Four singers and musical director Lee Freeman at the keyboard here celebrate eight Jewish entertainment names. They are only a handful of the very many Jewish writers, composers, directors, choreographers, designers and performers who have made a major contribution to show business history. This evocative selection of their work offers two hours of musical entertainment drawn from a century of song, dance and comedy.
The programme begins with Al Jonson and follows him with Sophie Tucker, Groucho Marx, Fanny Brice, Zero Mostel, Barbra Streisand, Bette Midler and Burt Bacharach. It is not just a sequence of the songs associated with them. Chris Burgess provides a script that offers us mini-biographies of each of them; an anecdotal record of both professional and private lives that this talented cast present so freshly that one could think it improvised.
Songs associated with them are carefully chosen to fit into that story, often a reflection of their Jewishness, though of course they are favourites too, but this is not just a show for a Jewish audience and much of its humour is self-deprecating.
Four barstools and a keyboard are the only setting (at least at this venue); the singers in black waistcoats and white shirts, and black dresses. The second half bursts into colour with the ladies in red and blue and the men in shirts of slightly darker hue but, though the production values may be simple, this is no formal concert performance.
Director and choreographer Stewart Nicholls creates an animated presentation that keeps the performers interacting, allowing them to exploit the humour or the pathos of each piece of the story with snatches of dance that spring spontaneously from the song or situation.
The story telling is passed between the actors and the songs often involve all of them, though individuals may sometimes represent a particular performer. Although an occasional iconic gesture or characteristic phrasing conjures up the artist, there is no attempt at impersonation and the success of these performers lies in making the songs their own.
Martin Neely, arms-outstretched as Al Jolson, a Lithuanian rabbi’s son, singing “Mammy” and Molly Marie Walsh as Sophie Tucker come with reminders that many Jewish entertainers had to begin in black-face. Did you know Jolson’s dresser had to run the taps in his dressing room to hide the applause for other performers? This show celebrates these people warts and all.

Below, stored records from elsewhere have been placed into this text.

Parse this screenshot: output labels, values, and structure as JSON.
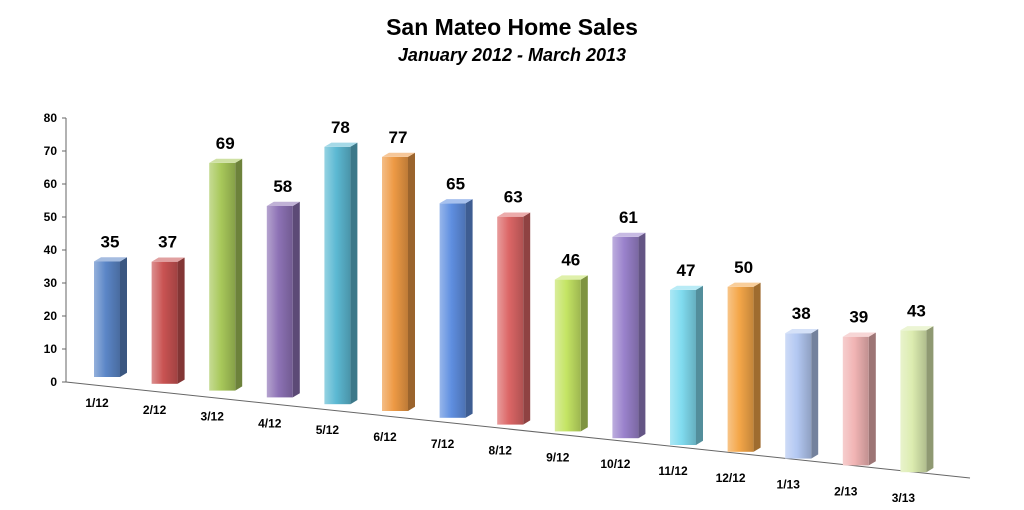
{
  "chart_data": {
    "type": "bar",
    "title": "San Mateo Home Sales",
    "subtitle": "January 2012 - March 2013",
    "xlabel": "",
    "ylabel": "",
    "ylim": [
      0,
      80
    ],
    "yticks": [
      0,
      10,
      20,
      30,
      40,
      50,
      60,
      70,
      80
    ],
    "categories": [
      "1/12",
      "2/12",
      "3/12",
      "4/12",
      "5/12",
      "6/12",
      "7/12",
      "8/12",
      "9/12",
      "10/12",
      "11/12",
      "12/12",
      "1/13",
      "2/13",
      "3/13"
    ],
    "values": [
      35,
      37,
      69,
      58,
      78,
      77,
      65,
      63,
      46,
      61,
      47,
      50,
      38,
      39,
      43
    ],
    "colors": [
      "#5b86c7",
      "#c95352",
      "#a8c85a",
      "#8d72b5",
      "#5cb9d3",
      "#ee9a45",
      "#5f8fe0",
      "#dc6666",
      "#c4e464",
      "#9a82cc",
      "#80dbef",
      "#f4a648",
      "#b3c8f2",
      "#f1b4b4",
      "#dcecb0"
    ],
    "grid": false,
    "legend": "none"
  }
}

We don’t just get “My Yiddisher Mamma” but Tucker’s humour too—and the raunchiness of Bette Middler who, after singing “Matchmaker, Matchmaker” 1,324 times while in the run of Fiddler on the Roof, left the show to team up with Barry Manilow (as pianist) to do cabaret in gay bathhouses.

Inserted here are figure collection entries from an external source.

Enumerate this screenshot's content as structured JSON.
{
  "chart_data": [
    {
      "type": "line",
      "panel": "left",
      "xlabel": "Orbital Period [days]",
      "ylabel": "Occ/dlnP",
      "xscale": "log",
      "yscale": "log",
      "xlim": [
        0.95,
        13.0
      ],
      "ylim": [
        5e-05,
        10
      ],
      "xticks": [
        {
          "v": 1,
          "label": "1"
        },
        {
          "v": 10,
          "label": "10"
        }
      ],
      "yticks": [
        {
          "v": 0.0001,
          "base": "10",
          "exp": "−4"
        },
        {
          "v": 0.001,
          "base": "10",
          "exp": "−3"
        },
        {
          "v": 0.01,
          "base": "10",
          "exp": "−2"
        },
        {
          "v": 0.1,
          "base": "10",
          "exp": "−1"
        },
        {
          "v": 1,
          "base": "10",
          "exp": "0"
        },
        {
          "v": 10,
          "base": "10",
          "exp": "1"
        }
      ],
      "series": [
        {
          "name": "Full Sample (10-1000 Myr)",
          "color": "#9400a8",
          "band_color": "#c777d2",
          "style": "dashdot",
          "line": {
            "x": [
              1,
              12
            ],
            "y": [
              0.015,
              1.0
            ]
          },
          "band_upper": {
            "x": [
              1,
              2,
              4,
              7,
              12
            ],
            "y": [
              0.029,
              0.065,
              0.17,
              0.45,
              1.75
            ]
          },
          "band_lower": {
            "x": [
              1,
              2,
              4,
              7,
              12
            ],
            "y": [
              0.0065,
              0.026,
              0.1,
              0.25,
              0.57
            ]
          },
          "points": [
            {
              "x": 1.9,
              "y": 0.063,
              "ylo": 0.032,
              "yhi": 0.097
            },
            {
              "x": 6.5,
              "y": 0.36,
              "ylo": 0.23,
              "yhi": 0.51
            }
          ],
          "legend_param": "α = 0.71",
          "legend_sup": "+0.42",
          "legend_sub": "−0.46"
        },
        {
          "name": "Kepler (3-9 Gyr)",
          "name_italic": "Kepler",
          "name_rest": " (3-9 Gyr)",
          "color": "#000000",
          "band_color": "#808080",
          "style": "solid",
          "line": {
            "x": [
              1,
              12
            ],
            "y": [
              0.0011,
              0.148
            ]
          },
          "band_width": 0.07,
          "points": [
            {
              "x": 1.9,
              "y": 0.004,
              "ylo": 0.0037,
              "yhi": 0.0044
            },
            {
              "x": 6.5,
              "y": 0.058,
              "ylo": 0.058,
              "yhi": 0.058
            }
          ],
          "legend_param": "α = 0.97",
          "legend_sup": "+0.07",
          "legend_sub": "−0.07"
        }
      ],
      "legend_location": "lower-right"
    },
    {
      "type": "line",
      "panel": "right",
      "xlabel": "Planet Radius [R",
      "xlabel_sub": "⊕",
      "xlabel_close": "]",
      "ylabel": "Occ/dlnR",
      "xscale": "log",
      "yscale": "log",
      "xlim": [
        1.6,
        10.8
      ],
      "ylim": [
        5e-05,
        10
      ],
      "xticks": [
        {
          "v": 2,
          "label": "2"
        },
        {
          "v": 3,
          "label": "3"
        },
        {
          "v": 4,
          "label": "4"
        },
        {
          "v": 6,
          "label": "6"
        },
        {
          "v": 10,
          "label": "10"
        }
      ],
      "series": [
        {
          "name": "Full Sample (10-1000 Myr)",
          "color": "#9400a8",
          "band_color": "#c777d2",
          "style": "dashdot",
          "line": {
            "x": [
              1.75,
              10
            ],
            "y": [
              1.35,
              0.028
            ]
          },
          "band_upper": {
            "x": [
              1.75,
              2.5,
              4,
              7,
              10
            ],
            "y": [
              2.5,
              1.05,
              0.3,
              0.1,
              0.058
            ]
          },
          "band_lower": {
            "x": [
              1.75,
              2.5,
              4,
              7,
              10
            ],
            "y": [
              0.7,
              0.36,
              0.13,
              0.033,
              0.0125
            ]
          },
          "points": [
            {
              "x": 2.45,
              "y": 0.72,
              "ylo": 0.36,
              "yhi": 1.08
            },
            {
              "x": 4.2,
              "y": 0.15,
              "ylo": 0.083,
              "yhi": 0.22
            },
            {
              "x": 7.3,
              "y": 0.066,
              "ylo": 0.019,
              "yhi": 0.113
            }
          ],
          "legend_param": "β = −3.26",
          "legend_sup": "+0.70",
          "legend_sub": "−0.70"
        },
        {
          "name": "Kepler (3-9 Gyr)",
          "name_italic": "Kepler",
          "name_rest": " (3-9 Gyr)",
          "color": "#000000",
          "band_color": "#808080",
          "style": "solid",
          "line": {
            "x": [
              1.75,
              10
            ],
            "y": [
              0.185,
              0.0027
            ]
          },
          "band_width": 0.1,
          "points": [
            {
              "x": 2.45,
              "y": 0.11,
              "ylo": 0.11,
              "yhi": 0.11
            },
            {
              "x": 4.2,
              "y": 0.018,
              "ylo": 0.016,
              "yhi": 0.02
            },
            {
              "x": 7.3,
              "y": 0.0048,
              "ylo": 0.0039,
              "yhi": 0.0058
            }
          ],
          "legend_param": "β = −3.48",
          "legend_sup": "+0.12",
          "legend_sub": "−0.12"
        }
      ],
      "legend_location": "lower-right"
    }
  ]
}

There is Zero Mostel, star of Fiddler, rejected after being branded as a communist but offered the role of Tevye by the very man who had got him blacklisted: Jerome Robbins (also Jewish).
Fanny Brice, “a cartoon in flesh” her self-description, of whom they said she “cut her nose to spite her race”, had a bad time with her husbands, especially Nick Arnstein, so “My Man” became an ironic number. Brice was a great role for Barbra Streisand so Funny Girl songs feature in her segment too, but also Hello Dolly and her own movie Yentl, a rebellious statement against the very male-centred “Tradition” of Fiddler. That is all summed up in “Where is it Written” here sung by Molly.
This cavalcade of song does not only represent performers, these numbers often had Jewish composers and lyricists and the eighth “legend” the show celebrates is composer Burt Bacharach. He is a man who at first did not embrace his roots, then found himself working alongside the many Jewish musicians in Broadway’s Brill Building.
His “Anyone who had a Heart” is paired with comment on his relationship with a daughter who committed suicide but the emphasis is on his large and beautifully crafted output. Of his own work “Alfie” was apparently his favourite song; it took Cilla Black 32 takes before he was satisfied with their recording. Here it gets a gentle rendering from Steven Serlin before a rousing “What’s New Pussycat” and a lively Bacharach medley.
The Jewish Legends is a musical feast of more than 30 numbers celebrating eight greats but there have been many more legendary Jewish performers and songwriters and there are signs this could be just the first of a series of shows.
The Jewish Legends will be running at Upstairs at the Gatehouse 3-15 March.